PEGGY MAKINS, also known as Evelyn Home of Woman magazine, died peacefully on December 8, aged 95.
The funeral has already taken place but on July 31 she was reunited with her beloved husband Arthur at Shiplake Parish Church.
Peggy was a strong and feisty character who always enjoyed a good debate and became a prominent journalist, spending most of her working years as an agony aunt.
She was born in 1916 in Hammersmith. She had two younger brothers, Bun and Tony, who have also passed away. Her parents both died in their forties, leaving Peggy to bring up the boys.
As a child, Peggy hated being a girl and felt unsure of her place in life.
She had always written and at age 15 she decided that she wanted to be a journalist and wrote to many newspapers for a job.
Her first position was in book publishing after which she joined the Reed publishing group and worked for Woman.
At age 21 she was employed as the sub-editor on the agony aunt column. When the columnist left, Peggy was thought to be too young to take it over but this just made her furious and more determined. She asked if she could be given a try and was told to “get on with it”.
She became Evelyn Home, a name that was considered the perfect combination for the readership, combining “Eve” and “home”.
Peggy continued to gain great pleasure from writing her column for the next 40-plus years until she retired.
Her mother had a pub in Henley and it was here that she met her husband Arthur who she would call “Big” after “big-hearted Arthur”. Peggy was fortunate to be fit and healthy throughout her life. In her younger years she would exercise to Eileen Fowler and she always enjoyed swimming.
When she moved to Eastbourne 14 years ago she had a beach hut and would swim regularly in the sea.

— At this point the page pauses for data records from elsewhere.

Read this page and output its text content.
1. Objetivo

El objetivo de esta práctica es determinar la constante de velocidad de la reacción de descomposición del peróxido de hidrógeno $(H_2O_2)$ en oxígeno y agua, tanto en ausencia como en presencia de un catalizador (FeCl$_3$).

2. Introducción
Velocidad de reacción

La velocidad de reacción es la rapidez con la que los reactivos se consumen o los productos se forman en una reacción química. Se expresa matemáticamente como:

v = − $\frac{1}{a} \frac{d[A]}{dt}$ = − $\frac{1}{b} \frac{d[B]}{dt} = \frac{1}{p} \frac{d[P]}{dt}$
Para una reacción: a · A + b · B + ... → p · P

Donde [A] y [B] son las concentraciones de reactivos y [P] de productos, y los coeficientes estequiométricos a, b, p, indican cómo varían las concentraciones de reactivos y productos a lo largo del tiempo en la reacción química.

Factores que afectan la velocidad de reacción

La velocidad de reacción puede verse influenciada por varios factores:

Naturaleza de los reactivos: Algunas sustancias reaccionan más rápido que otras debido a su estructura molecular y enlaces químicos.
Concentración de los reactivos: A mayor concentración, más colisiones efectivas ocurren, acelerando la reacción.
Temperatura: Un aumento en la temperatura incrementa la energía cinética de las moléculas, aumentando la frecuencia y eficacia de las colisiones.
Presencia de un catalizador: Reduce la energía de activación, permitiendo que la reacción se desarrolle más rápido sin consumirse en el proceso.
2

Peggy was always keen to have her independence and learned to drive when a young woman, buying her first car for ú5. She continued her love of driving, only giving up at the age of 94.
Another of Peggy’s hobbies was bridge, which she played to a very high standard.

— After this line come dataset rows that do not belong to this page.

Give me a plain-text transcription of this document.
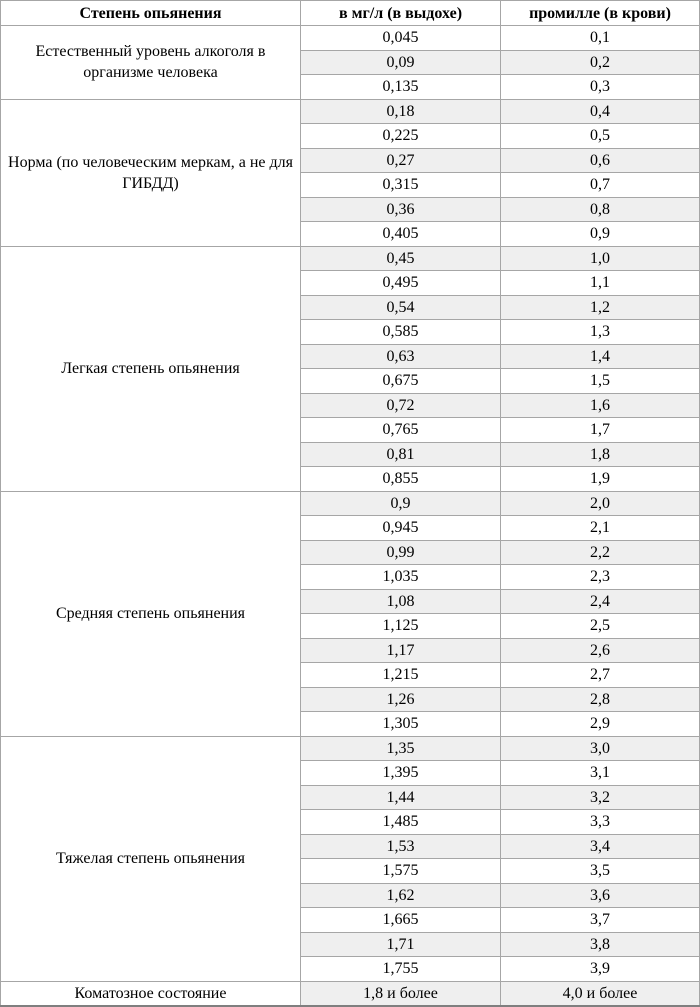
Степень опьянения	в мг/л (в выдохе)	промилле (в крови)
Естественный уровень алкоголя в организме человека	0,045	0,1
	0,09	0,2
	0,135	0,3
Норма (по человеческим меркам, а не для ГИБДД)	0,18	0,4
	0,225	0,5
	0,27	0,6
	0,315	0,7
	0,36	0,8
	0,405	0,9
Легкая степень опьянения	0,45	1,0
	0,495	1,1
	0,54	1,2
	0,585	1,3
	0,63	1,4
	0,675	1,5
	0,72	1,6
	0,765	1,7
	0,81	1,8
	0,855	1,9
Средняя степень опьянения	0,9	2,0
	0,945	2,1
	0,99	2,2
	1,035	2,3
	1,08	2,4
	1,125	2,5
	1,17	2,6
	1,215	2,7
	1,26	2,8
	1,305	2,9
Тяжелая степень опьянения	1,35	3,0
	1,395	3,1
	1,44	3,2
	1,485	3,3
	1,53	3,4
	1,575	3,5
	1,62	3,6
	1,665	3,7
	1,71	3,8
	1,755	3,9
Коматозное состояние	1,8 и более	4,0 и более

Peggy played regularly in Henley and continued following her move to Eastbourne, where she played at the bowls club.
She made new friends and was always happy to give advice and help the other players.
She was, rightly, extremely proud of her work as Evelyn Home. She saw many changes, firstly through the war years when women took on greater responsibility and then in the subsequent decades which saw continuous advances for women in particular, something which pleased her greatly.
Following her retirement Peggy often contributed to Thought For The Day on the Home Service, now BBC Radio 4. In May 1988 she was a guest on Desert Island Discs.
Peggy chose the biggest atlas in the world as her book, a little rosebush as her luxury item and a peal of 12 bells from Canterbury Cathedral for her music. She had a wonderful sense of humour and could always laugh at herself.
She was an independent woman who was practical and organised. She worked hard and coped with every challenge life set her.
Peggy lost Arthur in 1985 and they had no children so her immediate family is small — just two nieces who live in East Africa and her UK family, Sylvia, John and Jean. Peggy moved to Eastbourne to be near them.
John continued to support her after Sylvia and Jean passed away. They were accomplished partners at bridge, which she continued up until the end.
Peggy looked to John for support during her last few years, which he did with the help of his daughter Sue, especially in her declining few months.
Peggy was fiercely independent and loved debate. She was greatly respected and her wisdom and humour will be greatly missed by her family and all who knew her.